De nouvelles conditions
Le pluralisme religieux que nous connaissons n’existait pas il y a 96 ans, du moins n’était-il pas perceptible de la même manière : face à l’agnosticisme et l’athéisme, le catholicisme, le protestantisme et le judaïsme en dessinait les contours d’où était exclu, déjà, l’Islam pourtant largement présent en Algérie. Les mouvements de population n’avaient pas l’importance qu’ils ont aujourd’hui., Ils iront s’amplifiant, accélérant ainsi la richesse de mélanges « ethniques » et culturels. Chacun de nous s’inscrit dans une histoire de moins en moins univoque, nous sommes de plus en plus en situation d’appartenances culturelles multiples. Il en résulte une diversité à laquelle nous n’étions pas habitués et l’apparition de références culturelles extrêmement mouvantes. Le tout dans un contexte ou la mondialisation accroît la rapidité des phénomènes, favorise la diffusion et l’échange des informations mais provoque, par ses injustices, une recherche identitaire, à la fois riche de la diversité humaine qu’elle reflète mais aussi parfois et pour une part, manifestation de repli qui signifie à la fois demande de protection et rejet et aussi une plus grande difficulté à concevoir l’espace commun
On peut aussi légitimement s’interroger sur la pertinence de certaines classifications. La distinction entre sphère publique et sphère privée en fait partie. On pourrait dire à ce propos qu’en même temps que se définissait un espace public, on laissait à l’espace privé tout ce qui relevait de l’ordre du religieux, de la morale, des rapports familiaux, des rapports hommes femmes. L’État n’avait pas à intervenir dans cette sphère privée qui semblait relever exclusivement de choix individuels, lesquels n’avaient pas à interférer dans une sphère publique réservée au politique et au social. On peut déjà se demander si cette distinction a été réellement opératoire tant il est difficile d’imaginer un individu aussi divisé et dont les engagements publics seraient totalement indépendants de sa propre histoire et de sa vie. On reconnaissait l’existence de domaines où les sphères se recouvraient : l’éducation est intimement liée à l’École mais le rôle et le poids de la famille y sont bien présents. Là non plus, les choses ne sont pas restées figées : la sphère publique s’est considérablement accrue. L’État légifère sur notre manière de procréer ou, par exemple, sur les rapports hommes femmes. Les femmes et les enfants ne sont plus abandonnés au silence clos des familles qui a fait que jusqu’à une période récente, les maltraitances de toute sorte demeuraient enfouies au fond des secrets familiaux. Il n’y a pas là atteinte à la liberté de conscience mais volonté de reconnaissance pleine et entière des droits des femmes et des enfants, volonté de rupture avec l’appropriation de ceux-ci par le chef de famille patriarcal.

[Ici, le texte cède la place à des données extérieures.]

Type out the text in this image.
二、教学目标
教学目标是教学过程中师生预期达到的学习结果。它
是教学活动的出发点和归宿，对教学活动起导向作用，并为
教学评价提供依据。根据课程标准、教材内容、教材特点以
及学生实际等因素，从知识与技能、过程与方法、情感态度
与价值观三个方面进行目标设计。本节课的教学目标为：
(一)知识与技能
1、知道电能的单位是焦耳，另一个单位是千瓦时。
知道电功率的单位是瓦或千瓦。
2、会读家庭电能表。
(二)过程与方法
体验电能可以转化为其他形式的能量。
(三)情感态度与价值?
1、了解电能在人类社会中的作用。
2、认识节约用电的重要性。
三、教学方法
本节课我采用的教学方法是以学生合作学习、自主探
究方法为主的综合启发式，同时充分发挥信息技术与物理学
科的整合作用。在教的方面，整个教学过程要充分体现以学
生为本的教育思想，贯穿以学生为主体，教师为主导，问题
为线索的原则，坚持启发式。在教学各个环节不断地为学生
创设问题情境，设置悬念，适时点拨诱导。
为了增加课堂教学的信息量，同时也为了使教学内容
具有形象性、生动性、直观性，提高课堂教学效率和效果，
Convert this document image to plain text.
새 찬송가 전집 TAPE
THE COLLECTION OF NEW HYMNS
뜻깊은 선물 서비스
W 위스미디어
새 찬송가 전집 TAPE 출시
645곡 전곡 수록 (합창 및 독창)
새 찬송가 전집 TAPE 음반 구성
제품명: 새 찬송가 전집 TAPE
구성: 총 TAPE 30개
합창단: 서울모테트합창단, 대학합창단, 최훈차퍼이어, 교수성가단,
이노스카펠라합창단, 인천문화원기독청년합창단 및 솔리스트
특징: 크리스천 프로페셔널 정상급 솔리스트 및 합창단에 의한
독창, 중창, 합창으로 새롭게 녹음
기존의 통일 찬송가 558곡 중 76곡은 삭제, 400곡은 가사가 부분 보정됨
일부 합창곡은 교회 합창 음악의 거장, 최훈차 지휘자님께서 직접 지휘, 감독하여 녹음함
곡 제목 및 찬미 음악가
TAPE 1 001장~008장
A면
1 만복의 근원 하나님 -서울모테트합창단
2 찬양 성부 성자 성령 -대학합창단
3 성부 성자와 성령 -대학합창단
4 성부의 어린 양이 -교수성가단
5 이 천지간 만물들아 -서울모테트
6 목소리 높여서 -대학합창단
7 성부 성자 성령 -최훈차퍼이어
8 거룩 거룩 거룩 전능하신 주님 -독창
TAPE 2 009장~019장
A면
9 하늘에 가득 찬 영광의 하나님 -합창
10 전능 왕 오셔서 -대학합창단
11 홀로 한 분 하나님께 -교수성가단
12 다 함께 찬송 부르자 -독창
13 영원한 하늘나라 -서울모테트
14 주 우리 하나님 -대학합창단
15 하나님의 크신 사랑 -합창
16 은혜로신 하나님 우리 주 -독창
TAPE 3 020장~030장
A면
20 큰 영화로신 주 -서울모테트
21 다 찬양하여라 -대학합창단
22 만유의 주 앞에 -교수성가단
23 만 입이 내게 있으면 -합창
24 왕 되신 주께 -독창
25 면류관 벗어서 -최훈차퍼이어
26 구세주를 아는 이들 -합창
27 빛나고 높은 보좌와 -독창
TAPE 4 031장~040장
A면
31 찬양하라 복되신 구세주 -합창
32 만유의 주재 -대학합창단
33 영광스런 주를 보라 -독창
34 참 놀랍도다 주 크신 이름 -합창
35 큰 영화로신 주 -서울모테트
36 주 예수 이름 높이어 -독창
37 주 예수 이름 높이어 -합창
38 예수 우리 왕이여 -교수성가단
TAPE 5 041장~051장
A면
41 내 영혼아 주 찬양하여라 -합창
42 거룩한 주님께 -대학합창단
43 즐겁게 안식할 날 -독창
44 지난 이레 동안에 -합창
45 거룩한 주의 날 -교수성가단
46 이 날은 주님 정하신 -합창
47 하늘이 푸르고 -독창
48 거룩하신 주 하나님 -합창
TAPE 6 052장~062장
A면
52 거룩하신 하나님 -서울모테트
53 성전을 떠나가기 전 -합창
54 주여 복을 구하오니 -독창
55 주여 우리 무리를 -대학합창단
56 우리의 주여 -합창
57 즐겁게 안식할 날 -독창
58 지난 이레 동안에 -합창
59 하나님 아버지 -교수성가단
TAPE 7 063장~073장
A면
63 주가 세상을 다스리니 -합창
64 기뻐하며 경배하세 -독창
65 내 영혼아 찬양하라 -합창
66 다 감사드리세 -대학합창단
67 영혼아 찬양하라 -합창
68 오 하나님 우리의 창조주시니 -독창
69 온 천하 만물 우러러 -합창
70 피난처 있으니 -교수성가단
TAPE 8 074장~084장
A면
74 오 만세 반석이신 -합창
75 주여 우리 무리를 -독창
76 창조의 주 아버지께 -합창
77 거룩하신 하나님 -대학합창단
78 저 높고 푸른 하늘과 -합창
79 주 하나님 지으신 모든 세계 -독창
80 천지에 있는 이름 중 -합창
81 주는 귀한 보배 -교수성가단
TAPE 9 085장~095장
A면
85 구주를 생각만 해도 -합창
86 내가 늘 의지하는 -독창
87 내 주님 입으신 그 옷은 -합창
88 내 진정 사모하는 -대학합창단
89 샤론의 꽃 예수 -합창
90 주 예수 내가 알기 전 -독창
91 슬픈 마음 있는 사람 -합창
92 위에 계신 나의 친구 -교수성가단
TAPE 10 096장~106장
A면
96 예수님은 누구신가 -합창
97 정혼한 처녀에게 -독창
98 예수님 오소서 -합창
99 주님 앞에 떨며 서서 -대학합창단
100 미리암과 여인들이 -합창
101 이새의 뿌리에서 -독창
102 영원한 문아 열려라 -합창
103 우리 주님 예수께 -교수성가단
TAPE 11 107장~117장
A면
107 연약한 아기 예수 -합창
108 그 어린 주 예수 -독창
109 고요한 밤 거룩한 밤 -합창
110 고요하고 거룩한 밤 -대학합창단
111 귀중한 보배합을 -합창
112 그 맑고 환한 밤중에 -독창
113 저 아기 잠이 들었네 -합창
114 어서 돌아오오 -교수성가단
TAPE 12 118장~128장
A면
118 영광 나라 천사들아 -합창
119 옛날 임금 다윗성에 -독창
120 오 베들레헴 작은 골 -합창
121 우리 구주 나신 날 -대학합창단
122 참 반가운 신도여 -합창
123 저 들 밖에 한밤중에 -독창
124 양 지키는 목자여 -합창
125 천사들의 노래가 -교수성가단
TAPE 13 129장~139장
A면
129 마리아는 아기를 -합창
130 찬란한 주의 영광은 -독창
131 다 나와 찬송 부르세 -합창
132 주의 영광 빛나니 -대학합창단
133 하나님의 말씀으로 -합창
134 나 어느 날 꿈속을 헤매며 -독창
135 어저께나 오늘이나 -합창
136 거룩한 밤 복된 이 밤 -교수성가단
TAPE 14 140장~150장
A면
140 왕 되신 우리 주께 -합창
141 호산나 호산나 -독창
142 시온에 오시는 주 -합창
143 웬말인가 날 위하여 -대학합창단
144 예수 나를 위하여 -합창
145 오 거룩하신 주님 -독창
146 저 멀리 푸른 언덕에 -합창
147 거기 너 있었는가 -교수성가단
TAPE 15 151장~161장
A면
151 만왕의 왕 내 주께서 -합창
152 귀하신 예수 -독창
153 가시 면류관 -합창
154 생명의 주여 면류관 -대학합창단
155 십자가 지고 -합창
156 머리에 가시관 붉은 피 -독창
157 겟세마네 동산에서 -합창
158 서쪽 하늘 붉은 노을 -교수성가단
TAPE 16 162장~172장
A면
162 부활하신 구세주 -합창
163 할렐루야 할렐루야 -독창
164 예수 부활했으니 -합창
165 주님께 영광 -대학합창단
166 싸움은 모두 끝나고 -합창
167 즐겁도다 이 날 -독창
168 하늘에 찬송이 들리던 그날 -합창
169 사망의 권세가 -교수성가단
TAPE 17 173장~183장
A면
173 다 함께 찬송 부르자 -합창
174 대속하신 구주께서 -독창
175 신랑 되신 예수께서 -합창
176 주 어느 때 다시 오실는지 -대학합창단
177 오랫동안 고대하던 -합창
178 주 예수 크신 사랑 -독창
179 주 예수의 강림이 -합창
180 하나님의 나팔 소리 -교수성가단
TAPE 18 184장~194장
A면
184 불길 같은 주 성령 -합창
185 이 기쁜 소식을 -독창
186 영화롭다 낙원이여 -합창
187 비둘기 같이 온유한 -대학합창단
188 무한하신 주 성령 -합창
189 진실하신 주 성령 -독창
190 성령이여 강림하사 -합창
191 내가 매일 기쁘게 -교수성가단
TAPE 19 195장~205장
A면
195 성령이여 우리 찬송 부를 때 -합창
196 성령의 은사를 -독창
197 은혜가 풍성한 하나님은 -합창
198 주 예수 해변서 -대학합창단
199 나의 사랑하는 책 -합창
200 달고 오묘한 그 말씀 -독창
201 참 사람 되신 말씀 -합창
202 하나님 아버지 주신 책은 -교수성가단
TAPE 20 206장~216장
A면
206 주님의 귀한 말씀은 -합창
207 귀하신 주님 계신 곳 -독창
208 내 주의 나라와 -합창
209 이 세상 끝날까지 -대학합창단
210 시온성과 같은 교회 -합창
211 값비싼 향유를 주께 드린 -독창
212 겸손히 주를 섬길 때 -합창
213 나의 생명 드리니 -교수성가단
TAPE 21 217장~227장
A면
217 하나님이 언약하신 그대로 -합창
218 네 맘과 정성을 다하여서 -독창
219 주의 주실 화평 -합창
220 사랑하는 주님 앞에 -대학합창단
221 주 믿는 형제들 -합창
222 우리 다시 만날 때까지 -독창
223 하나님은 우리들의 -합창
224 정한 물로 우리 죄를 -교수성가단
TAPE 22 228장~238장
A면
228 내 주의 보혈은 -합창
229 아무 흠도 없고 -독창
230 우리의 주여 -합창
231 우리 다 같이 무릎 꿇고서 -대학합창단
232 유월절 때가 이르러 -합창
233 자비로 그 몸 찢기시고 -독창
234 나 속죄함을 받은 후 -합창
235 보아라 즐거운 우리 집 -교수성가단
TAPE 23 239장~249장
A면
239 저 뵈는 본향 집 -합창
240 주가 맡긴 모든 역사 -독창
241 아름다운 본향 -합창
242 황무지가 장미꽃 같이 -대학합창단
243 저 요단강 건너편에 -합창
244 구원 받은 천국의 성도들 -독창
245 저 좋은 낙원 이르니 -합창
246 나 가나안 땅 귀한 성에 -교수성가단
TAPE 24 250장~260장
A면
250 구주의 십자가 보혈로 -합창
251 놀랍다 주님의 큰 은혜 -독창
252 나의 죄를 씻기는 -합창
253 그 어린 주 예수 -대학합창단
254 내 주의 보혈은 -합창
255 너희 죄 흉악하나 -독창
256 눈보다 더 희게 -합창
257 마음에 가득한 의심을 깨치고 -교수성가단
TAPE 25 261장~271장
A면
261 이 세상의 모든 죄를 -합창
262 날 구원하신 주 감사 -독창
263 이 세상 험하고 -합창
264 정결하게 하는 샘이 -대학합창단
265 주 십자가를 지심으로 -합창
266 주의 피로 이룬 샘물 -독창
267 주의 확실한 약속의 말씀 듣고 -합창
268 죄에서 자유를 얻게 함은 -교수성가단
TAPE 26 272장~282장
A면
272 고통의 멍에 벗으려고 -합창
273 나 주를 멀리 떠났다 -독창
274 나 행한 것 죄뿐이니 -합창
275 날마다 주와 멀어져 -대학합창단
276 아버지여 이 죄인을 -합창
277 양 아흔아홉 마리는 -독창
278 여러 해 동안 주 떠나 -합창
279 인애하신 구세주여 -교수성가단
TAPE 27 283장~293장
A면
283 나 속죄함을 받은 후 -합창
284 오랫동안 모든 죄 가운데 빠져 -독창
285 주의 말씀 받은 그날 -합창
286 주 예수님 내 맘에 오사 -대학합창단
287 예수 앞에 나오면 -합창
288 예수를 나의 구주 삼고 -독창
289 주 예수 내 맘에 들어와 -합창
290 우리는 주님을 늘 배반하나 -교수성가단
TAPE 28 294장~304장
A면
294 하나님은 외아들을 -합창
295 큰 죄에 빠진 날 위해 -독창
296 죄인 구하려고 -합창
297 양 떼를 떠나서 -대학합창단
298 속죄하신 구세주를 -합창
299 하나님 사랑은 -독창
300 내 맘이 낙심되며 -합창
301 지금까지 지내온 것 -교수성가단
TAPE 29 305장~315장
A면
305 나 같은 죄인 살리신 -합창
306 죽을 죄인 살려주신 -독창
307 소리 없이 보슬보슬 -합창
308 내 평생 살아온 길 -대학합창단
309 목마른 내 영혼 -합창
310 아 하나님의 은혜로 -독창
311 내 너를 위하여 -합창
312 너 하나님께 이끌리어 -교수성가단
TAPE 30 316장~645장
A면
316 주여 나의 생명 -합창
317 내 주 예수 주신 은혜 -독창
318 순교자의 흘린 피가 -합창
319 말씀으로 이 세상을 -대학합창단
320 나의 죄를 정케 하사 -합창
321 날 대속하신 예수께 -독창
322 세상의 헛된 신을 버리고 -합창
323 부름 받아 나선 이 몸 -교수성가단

A l’inverse, la diversité culturelle, la tendance à la disparition de modèles familiaux fermés, la revendication d’une existence personnelle, la diffusion de l’éducation, la facilité de communiquer ont conduit à l’expression des identités personnelles et culturelles dans ce qu’il était convenu d’appeler la sphère publique. La revendication de prendre en compte cette dimension individuelle devient de plus en prégnante au fur et à mesure que se dessine une identité dont les composantes sont multiples. La mono appartenance à tel ou tel groupe social ou culturel est devenue caduque. Tout au contraire, ce sont des appartenances multiples qui se manifestent et dans tous les domaines. Pour reprendre une formule devenue habituelle, nous sommes dans la situation ou chacun puise, à son gré mais aussi selon l’espace de liberté dont il dispose, dans des références diverses. En fait de séparation entre la sphère publique et la sphère privée, c’est bien d’une dialectique, d’une circulation qu’il faut parler.